Every TLD is different

Every top-level-domain (e.g. .com, .net., .me, .name) handles whois differently: they have different central whois servers and different response formats.

dot-com is handled by verisign at whois.verisign-grs.com. The folks at whois-servers.net have helpfully provided cname aliases for the central whois server for every TLD. (That is to say, com.whois-servers.net will resolve to verisign's whois server for .com, and me.whois-servers.net will resolve to the whois server for the .me TLD, etc.)

There are several mirrors of verisign-grs.com, including whois.internic.net, whois.crsnic.net, and whois.nsiregistry.net, which must be obsolete addresses of competitors that verisign took over at some point. These names all resolve to addresses of the pattern 199.7.*.74 and I've found other whois servers responding in this address range operated by verisign that do not appear to be documented anywhere.

I discovered that verisign's whois server will always respond in the following way:
  • The first packet you receive contains always contains the header "Whois Server Version 2.0\n\n

    Domain names in the .com and .net domains can now be registered with many different competing registrars. Go to http://www.internic.net for detailed information.\n"
  • The second packet contains the actual whois result, if any, followed by a long legal disclaimer
So I discovered that the most optimal way to make the request is to accept one packet, discard it, then read a little bit into the next packet to get the whois result, then disconnect before reading the ~2kb of legalese with every request. A little rude, perhaps, but you can be reasonably certain that that legal notice is never going change and it's just a waste of resources.

.com and .net require a two-stage lookup

dot-com and dot-net (both handled by verisign) are a little different than most other whois systems. The central whois server will tell you if a domain is registered, when it expires, and at what registrar it was registered at, but does not contain any information about who actually owns any domain. The whois record will contain a row that will tell you the whois server of the registrar with which the domain was registered, and you must then make a second whois request against the registrar's own whois server to get the information on the actual owner. Registrar whois servers follow the same request protocol but only contain any information about the domains controlled by that registrar.

I've never been able to get banned from verisign's whois servers (though supposedly it is possible), and I've always found it to be extremely fast (though I can tell some of the servers you get round-robin'ed to are faster than others). The various registrar whois servers are a different story: they vary widely in reliability and some have paranoid banning policies. Oh, and the response format different registrars use may not be the quite the same.

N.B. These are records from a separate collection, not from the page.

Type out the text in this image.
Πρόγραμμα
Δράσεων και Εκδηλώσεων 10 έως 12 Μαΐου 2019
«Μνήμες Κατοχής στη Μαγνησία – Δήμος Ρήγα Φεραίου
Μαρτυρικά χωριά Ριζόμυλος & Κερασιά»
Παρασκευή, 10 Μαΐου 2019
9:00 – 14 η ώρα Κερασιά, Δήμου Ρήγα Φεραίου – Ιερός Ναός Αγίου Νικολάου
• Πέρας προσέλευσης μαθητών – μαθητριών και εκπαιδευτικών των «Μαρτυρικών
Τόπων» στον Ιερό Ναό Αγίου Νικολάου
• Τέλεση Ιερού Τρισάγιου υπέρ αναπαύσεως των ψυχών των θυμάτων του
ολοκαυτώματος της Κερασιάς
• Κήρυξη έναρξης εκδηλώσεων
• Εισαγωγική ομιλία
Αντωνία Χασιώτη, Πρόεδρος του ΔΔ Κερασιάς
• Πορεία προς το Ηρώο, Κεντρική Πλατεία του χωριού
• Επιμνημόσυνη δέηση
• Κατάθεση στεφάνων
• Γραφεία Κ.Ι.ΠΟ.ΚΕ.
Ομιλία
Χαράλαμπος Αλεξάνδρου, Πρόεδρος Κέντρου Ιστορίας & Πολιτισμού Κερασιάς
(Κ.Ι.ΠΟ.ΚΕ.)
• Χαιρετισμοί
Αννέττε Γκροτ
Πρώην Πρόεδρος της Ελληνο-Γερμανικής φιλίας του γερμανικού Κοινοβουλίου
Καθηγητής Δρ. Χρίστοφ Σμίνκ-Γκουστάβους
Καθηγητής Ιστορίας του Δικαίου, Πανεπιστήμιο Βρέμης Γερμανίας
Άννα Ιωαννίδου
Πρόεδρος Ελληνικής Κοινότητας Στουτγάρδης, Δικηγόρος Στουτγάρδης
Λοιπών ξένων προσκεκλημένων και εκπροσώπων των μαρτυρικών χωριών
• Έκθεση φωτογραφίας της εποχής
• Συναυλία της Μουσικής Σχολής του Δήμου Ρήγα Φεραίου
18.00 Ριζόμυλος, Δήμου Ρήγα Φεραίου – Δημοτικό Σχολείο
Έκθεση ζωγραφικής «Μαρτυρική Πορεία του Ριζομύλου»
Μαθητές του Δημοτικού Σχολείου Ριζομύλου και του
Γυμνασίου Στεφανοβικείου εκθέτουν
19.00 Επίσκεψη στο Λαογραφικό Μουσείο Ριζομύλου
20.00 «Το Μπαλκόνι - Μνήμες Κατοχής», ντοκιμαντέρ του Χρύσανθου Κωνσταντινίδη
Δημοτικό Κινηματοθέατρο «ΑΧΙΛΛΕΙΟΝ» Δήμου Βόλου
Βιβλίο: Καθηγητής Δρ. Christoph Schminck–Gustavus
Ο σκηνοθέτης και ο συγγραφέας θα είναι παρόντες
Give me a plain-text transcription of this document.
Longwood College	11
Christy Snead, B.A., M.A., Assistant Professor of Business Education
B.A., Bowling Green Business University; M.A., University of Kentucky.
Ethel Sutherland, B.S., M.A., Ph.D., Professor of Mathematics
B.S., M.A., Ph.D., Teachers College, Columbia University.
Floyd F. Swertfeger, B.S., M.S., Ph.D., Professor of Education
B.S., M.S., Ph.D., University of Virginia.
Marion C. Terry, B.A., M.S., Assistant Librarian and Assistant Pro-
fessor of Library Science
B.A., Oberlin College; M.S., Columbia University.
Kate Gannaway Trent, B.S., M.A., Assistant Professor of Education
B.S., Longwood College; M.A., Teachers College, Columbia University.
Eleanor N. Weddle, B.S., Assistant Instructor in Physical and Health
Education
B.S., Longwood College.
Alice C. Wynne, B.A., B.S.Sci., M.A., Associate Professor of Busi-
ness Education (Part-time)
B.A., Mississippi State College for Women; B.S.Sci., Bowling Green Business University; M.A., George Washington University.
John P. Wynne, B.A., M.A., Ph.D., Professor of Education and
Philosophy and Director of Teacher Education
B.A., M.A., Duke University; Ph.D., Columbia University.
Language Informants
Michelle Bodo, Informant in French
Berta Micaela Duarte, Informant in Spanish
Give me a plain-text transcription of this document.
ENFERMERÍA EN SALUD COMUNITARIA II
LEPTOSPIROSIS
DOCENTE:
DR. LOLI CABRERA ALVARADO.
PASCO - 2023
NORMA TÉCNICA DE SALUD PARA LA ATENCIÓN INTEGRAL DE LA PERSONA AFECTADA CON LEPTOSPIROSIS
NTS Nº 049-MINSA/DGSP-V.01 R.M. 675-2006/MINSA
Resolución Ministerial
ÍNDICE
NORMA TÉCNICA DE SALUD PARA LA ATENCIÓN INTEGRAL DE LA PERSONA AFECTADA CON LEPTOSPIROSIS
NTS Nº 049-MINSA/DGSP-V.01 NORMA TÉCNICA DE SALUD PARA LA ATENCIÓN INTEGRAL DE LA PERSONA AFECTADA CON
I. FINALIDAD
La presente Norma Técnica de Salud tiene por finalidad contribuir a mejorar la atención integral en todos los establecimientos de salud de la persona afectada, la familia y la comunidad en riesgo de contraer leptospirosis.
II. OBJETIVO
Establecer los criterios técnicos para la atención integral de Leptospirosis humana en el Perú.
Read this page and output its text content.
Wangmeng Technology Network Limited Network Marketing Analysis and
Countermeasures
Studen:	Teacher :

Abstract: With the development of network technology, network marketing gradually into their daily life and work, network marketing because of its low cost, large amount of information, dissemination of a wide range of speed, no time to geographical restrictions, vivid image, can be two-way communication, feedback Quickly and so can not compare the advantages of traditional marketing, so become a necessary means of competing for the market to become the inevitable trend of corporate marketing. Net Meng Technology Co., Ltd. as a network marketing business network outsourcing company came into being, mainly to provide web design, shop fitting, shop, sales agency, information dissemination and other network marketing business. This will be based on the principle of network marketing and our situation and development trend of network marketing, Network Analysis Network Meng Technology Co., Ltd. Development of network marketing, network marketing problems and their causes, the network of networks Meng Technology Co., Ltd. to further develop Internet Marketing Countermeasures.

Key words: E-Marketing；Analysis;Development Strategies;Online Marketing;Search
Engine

This two-stage design is understandable: given 90 million .com domain names are already registered, this makes the amount of data verisign has to maintain and serve out more manageable. By the way, you can apply for an account to download the entire zone file from verisign for .com and analogously for many other TLDs. dot-com's zone file is about 1 GB.

DNS is your friend

If you just want to tell whether a name is registered it's almost always a better deal to just do a DNS lookup against it. Certain record types like SOA or NS might have better abstract properties but A records are probably fastest considering it's more likely to be cached by a lower-tier DNS server. If you find any DNS record for a domain, it would have to be registered, and the vast majority of owned domains will have an A record set. So you can quickly discard domains that have DNS records as being registered.

Finally

Whois is a weird, wacky protocol. Like many other domaining issues, in practice it means knowledge of the whims and quirks of verisign's chosen behavior. At one point in 1999 the protocol was changed and all whois clients out there broke. This might happen again.

I haven't actually tried getting access to the zone file, but all of the above suggests a hybrid approach when checking a domain in order of expense:

  1. Check the zone file first
  2. Do a DNS lookup second
  3. Look it up in the central whois
  4. If found in the central whois, check the registrar whois
So that's all I've learned about whois. Enjoy!